To fullfill this DP chart,we add i+j+1 to either set 1 or set 2.Enumerate the good edges in their own sets(0_i/0j as we don't really care about their inner structure.).If you insert i+j+1 into set 2,then i more good edge(s) arise.

Time complexity will be O(Poly(n)) and we don't really care about the exponent since \(n\le 30\).

CF1313D

Notice that every child can get at most 8 candies. So we can do bitmask DP while scanning line. Label those operations which currently cover this segment in a dynamic way(use a bin to record the unvisited 1~8)
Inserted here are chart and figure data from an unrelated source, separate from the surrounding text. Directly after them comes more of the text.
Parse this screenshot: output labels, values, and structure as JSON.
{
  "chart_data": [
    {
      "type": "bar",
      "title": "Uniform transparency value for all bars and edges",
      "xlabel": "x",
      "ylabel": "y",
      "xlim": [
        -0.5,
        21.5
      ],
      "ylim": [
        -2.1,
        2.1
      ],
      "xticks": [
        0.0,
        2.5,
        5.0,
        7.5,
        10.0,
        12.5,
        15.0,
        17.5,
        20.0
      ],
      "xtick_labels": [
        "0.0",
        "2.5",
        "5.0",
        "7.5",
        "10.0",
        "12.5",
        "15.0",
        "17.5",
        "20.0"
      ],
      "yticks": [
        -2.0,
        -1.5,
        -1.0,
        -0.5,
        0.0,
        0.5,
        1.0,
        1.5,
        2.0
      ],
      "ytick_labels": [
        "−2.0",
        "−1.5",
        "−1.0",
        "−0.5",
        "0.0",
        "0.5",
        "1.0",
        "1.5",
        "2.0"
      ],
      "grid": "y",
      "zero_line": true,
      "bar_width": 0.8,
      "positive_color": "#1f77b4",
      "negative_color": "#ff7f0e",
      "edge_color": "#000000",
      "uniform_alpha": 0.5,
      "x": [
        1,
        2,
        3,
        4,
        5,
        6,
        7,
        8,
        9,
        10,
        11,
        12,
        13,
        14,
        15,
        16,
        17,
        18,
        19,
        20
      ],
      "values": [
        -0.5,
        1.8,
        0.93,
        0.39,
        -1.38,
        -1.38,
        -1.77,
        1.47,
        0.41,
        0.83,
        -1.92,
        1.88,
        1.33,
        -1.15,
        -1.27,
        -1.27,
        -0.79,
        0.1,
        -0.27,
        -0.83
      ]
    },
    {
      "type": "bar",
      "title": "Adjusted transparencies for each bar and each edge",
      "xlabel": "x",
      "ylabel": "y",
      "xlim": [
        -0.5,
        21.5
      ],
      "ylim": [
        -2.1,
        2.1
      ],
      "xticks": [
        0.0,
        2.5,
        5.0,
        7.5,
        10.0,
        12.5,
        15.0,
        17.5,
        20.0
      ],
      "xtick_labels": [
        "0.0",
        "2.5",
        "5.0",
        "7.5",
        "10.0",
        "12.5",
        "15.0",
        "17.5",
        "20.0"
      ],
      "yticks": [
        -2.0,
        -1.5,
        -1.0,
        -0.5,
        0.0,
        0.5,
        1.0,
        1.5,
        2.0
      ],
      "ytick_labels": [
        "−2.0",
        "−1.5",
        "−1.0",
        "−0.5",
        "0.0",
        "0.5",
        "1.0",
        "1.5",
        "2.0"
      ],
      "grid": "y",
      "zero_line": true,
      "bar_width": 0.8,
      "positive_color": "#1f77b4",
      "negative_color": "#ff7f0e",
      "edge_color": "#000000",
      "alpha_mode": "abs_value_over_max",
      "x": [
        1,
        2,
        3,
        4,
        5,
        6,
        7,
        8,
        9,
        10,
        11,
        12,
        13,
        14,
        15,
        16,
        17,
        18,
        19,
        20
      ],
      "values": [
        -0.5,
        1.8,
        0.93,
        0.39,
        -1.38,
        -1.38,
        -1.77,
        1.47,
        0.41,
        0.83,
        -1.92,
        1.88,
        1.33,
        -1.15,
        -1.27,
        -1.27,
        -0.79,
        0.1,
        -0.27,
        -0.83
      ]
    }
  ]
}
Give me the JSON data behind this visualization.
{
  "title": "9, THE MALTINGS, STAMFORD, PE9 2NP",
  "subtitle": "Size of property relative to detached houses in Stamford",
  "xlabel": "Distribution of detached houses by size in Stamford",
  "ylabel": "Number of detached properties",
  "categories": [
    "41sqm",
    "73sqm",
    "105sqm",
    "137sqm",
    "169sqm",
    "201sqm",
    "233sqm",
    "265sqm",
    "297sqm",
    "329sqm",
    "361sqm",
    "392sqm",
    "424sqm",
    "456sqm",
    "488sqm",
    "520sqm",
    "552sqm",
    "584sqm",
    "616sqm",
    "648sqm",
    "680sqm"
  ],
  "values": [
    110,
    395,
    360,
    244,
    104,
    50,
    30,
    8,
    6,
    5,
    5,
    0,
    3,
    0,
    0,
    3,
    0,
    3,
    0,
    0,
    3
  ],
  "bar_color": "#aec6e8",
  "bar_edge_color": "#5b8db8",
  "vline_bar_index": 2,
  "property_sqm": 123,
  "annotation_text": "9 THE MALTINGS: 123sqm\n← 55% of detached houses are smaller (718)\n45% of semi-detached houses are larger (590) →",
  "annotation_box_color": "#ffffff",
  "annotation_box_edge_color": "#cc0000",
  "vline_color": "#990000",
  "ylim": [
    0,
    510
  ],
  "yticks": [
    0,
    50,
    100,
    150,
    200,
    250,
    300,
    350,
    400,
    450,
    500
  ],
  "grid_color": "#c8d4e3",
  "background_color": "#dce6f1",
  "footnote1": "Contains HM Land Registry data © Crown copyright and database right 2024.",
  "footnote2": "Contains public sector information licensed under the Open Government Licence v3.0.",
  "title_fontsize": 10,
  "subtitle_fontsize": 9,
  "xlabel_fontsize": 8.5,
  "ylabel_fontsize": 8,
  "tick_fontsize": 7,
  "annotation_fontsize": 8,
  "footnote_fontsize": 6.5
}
You don't need to deal with all the events happened at some \(i\) together cause the length of such segment is \(0\)

CF461E

No Binary Search.But binary lifting!

If letters in \(\{A,B,C,D\}\) do not appear in the given string \(t\),they can't appear in the target string \(s\).

To minimize the operation number,one could just find the longest prefix of \(s\) appeared in \(t\) and delete it in \(s\). Repeat such process until \(s\) is empty.

To stop such extension process, DFS on a trie is all you need. Set \(dp_{s,f}\) be the least length of a string begining with character \(s\),ending with character \(f\) that does not appear in \(t\). We want the character \(f\) force the substring extension process to stop.

By using binary lifting with something similar to matrix mutiplication，we can easily obtain \(\rm DP_{i,s,f}\) which means the least length of a row of \(2^i\) strings. Greedily append the strings to get the operation number.

It's obvious that by choosing proper characters,we can force the length of the longest prefix mentioned above is always smaller than \(\log_4{|t|}+1\). So do not let the substrings of \(t\) with a length longer than the upperbound appears in your trie.

Encounter and Farewell

link

How do you confirm that there is a Spanning tree in the graph? For me that is you can reach any vertex in the graph from any starting point. Or you can say it's a connected graph.

Vertex \(y\) can be reached be \(x\) if and only if we can obtain \(y\) from \(x\) by xoring \(x\) with some numbers not appearing in \(\{A\}\). If we want \(x\) to reach all the numbers from \(0\) to \(2^n-1\),then the complementary set of \(\{A\}\) must be full rank. Check this with Linear basis.

To construct a answer,we just connect \(i\oplus v_j\) and get a spanning tree. Here \(v_j\) is the original number of j th(st/nd/rd) position in the linear basis.